Comentario de arturo - 13 Noviembre '07 - 17:18



Bueno Castigatrix, el agradecido soy yo, no sólo por tu lectura, sino también por dejar tus comentarios, que desde ya, son bienvenidos, más allá de las razonables diferencias que podamos tener. Soy consciente del carácter espinoso de esta problemática; eso mismo, quizás, lo haga de difícil abordaje y necesariamente incompleto (y asumo que todos lo son). Admitido eso, diré que procuré abordar la condición socio-política en otros dos textos (publicados aquí, también) además del presente; por eso me sentí en condiciones de dar parcialmente por supuesto esas dimensiones, aunque desde ya, hago unas cuantas alusiones al respecto, tal como reconocés. ¿Qué práctica de comunicación podría sustraerse de lo social y lo político? Desde luego, ninguna. Pero apuntás a algo más, refiriéndote a un asunto de “economía política”. Desde luego, no seré yo quien se oponga a esa referencia. Pero precisamente porque la considero de magnitud suficiente, es que tomé la decisión de abordarla de forma diferenciada en otro contexto. De hecho, señalé lo siguiente en un pie de página de este ensayo:

“Pensar los vínculos específicos entre «literatura», «industrias culturales» y «cultura masiva» excede los objetivos de este ensayo. Me limitaré a señalar que la dimensión resistencial y subversiva de las producciones literarias modernas no excluye incluso de forma contradictoria una articulación determinada con mercados editoriales específicos, susceptibles de convertir esa dimensión crítica en un aspecto promocionable destinado a públicos minoritarios. No deja de resultar irónico que producciones literarias de este tipo –piénsese por ejemplo en Cien años de Soledad o en Canto general- se conviertan en best-seller, subvirtiendo en última instancia la lógica misma de subversión, aunque no por ello neutralizándola de forma completa. Que los bienes culturales sean incorporados a mercados capitalistas no significa que pierdan todo su potencial crítico; la asimilación sistémica no equivale a su anulación, ni a desconocer sus especificidades significativas. Resulta cínico plantear como plenamente equivalentes productos comunicacionales diferenciados. Además de atribuir una falsa omnipotencia al capitalismo –en particular, a su capacidad de asimilación-, negaría no sólo las finalidades radicalmente distintas de esos productos, sino además, la producción de efectos de sentido diferenciales”.

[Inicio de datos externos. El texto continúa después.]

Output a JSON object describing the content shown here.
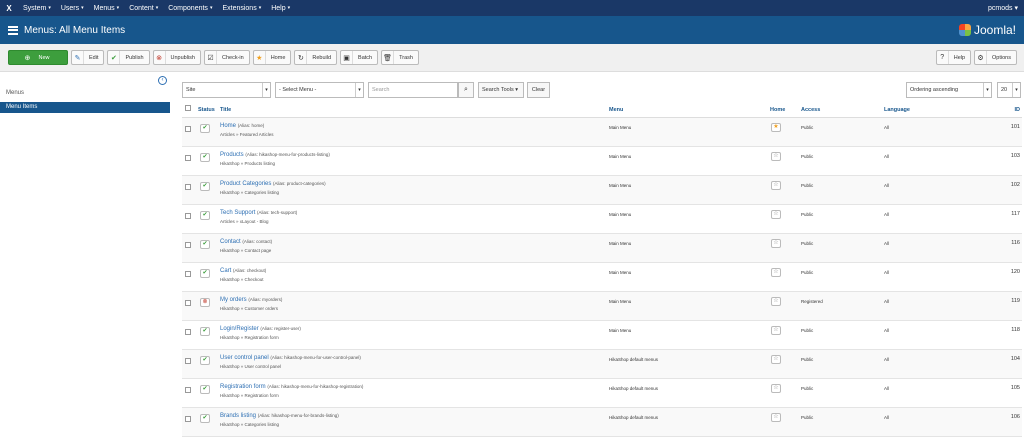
{
  "topbar": {
    "logo": "X",
    "menu": [
      "System",
      "Users",
      "Menus",
      "Content",
      "Components",
      "Extensions",
      "Help"
    ],
    "user": "pcmods"
  },
  "header": {
    "title": "Menus: All Menu Items",
    "brand": "Joomla!"
  },
  "toolbar": {
    "new": "New",
    "edit": "Edit",
    "publish": "Publish",
    "unpublish": "Unpublish",
    "checkin": "Check-in",
    "home": "Home",
    "rebuild": "Rebuild",
    "batch": "Batch",
    "trash": "Trash",
    "help": "Help",
    "options": "Options"
  },
  "sidebar": {
    "menus": "Menus",
    "menu_items": "Menu Items"
  },
  "filters": {
    "site": "Site",
    "select_menu": "- Select Menu -",
    "search_placeholder": "Search",
    "search_tools": "Search Tools",
    "clear": "Clear",
    "ordering": "Ordering ascending",
    "limit": "20"
  },
  "columns": {
    "status": "Status",
    "title": "Title",
    "menu": "Menu",
    "home": "Home",
    "access": "Access",
    "language": "Language",
    "id": "ID"
  },
  "rows": [
    {
      "title": "Home",
      "alias": "(Alias: home)",
      "sub": "Articles » Featured Articles",
      "menu": "Main Menu",
      "access": "Public",
      "language": "All",
      "id": "101"
    },
    {
      "title": "Products",
      "alias": "(Alias: hikashop-menu-for-products-listing)",
      "sub": "HikaShop » Products listing",
      "menu": "Main Menu",
      "access": "Public",
      "language": "All",
      "id": "103"
    },
    {
      "title": "Product Categories",
      "alias": "(Alias: product-categories)",
      "sub": "HikaShop » Categories listing",
      "menu": "Main Menu",
      "access": "Public",
      "language": "All",
      "id": "102"
    },
    {
      "title": "Tech Support",
      "alias": "(Alias: tech-support)",
      "sub": "Articles » xLayout - Blog",
      "menu": "Main Menu",
      "access": "Public",
      "language": "All",
      "id": "117"
    },
    {
      "title": "Contact",
      "alias": "(Alias: contact)",
      "sub": "HikaShop » Contact page",
      "menu": "Main Menu",
      "access": "Public",
      "language": "All",
      "id": "116"
    },
    {
      "title": "Cart",
      "alias": "(Alias: checkout)",
      "sub": "HikaShop » Checkout",
      "menu": "Main Menu",
      "access": "Public",
      "language": "All",
      "id": "120"
    },
    {
      "title": "My orders",
      "alias": "(Alias: myorders)",
      "sub": "HikaShop » Customer orders",
      "menu": "Main Menu",
      "access": "Registered",
      "language": "All",
      "id": "119"
    },
    {
      "title": "Login/Register",
      "alias": "(Alias: register-user)",
      "sub": "HikaShop » Registration form",
      "menu": "Main Menu",
      "access": "Public",
      "language": "All",
      "id": "118"
    },
    {
      "title": "User control panel",
      "alias": "(Alias: hikashop-menu-for-user-control-panel)",
      "sub": "HikaShop » User control panel",
      "menu": "HikaShop default menus",
      "access": "Public",
      "language": "All",
      "id": "104"
    },
    {
      "title": "Registration form",
      "alias": "(Alias: hikashop-menu-for-hikashop-registration)",
      "sub": "HikaShop » Registration form",
      "menu": "HikaShop default menus",
      "access": "Public",
      "language": "All",
      "id": "105"
    },
    {
      "title": "Brands listing",
      "alias": "(Alias: hikashop-menu-for-brands-listing)",
      "sub": "HikaShop » Categories listing",
      "menu": "HikaShop default menus",
      "access": "Public",
      "language": "All",
      "id": "106"
    }
  ],
  "colors": {
    "navbar": "#1a3867",
    "header": "#17568c",
    "new_button": "#3d9e3d",
    "link": "#2d6fb3"
  }
}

Haber dicho eso, desde luego, no me exime de la necesidad de abordar esa problemática en toda su magnitud, si es que pretendo ofrecer una lectura global (aunque incompleta) sobre lo literario. Pero me permite al menos considerarla lo suficientemente compleja como para no pretender avanzar en esa problemática demasiado rápido. Dicho esto, y aceptando que la economía política de la literatura sea un capítulo relevante para una teoría literaria materialista, sólo puedo agregar que el objetivo de este ensayo no era sencillamente tematizar esa cuestión. Y puesto que especifiqué cuál era mi objetivo centrarme en el vínculo constitutivo entre comunicación y literatura tomo tu comentario como una incitación a explayarme al respecto en otras ocasiones.
Si tuviera que avanzar de forma tentativa sobre esta cuestión, compartiría con vos algunas de tus preguntas. Me preguntás: “¿no le parece sospechoso que algo tan determinante para lo definición de lo literario como cuáles son los medios de producción de la literatura y en manos de quiénes están sea sistemáticamente silenciado en la crítica literaria?”. Mi respuesta aquí introduciría algunos matices: sin dudas, hay un silencio bastante enojoso con respecto a los modos desiguales de distribución de las oportunidades de acceso a la publicación, y mucho más, un silencio ominoso con respecto a las pautas de aceptación de determinados productos literarios en detrimento de otros (censurados la mayor parte de las veces de forma más o menos indirecta). Habitualmente, ciertas estéticas dominantes se establecen como “lo literario” mismo, y así terminan monopolizando no sólo las industrias editoriales, sino también concursos y eventos literarios que oficialmente son considerados “relevantes”. Hasta ahí, de acuerdo. Lo que en cambio no tengo claro es por qué los medios de producción literarios deberían intervenir en la definición de “literatura”. Y puesto que se trata de una categoría marxista, no encuentro en su historia una primacía tal de los medios de producción por sobre las relaciones productivas (que para el caso, es lo que constituye el “campo literario”). Por supuesto, no deberíamos desconocer la incidencia de las industrias culturales en la producción literaria misma, en tanto fija pautas hegemónicas de aceptabilidad (e incluso instaura “marcos” de lo que “es” literatura); aún así, esas fijaciones serán subvertidas y cuestionadas por otros actores del campo. No acepto, entonces, que estos actores centralizados sean los que detenten la legitimidad de las “definiciones” ni tampoco les concedo el poder de hacerlo. A pesar de todo, está la realidad de las luchas. Algo así también señalaba aquí:
“No se trataría, pues, de una función mesiánica de la crítica –que vendría a restituir la verdad de lo reprimido, una suerte de «contra-canon»-, sino más bien, de su potencia para producir debates, para cuestionar cualquier monopolio de la legitimidad literaria, de lo que «es» literatura. El ejercicio de una «crítica dialógica» radical permitiría, así, cuestionar el derecho de unos portavoces institucionalizados a reducir lo literario a sus definiciones y nociones, en suma, a un «canon literario» fijo y necesario. De ahí la centralidad de este tipo de crítica, finalmente, en la producción de una cultura literaria pluralista, resistente a todo intento de reducción desde una perspectiva única”.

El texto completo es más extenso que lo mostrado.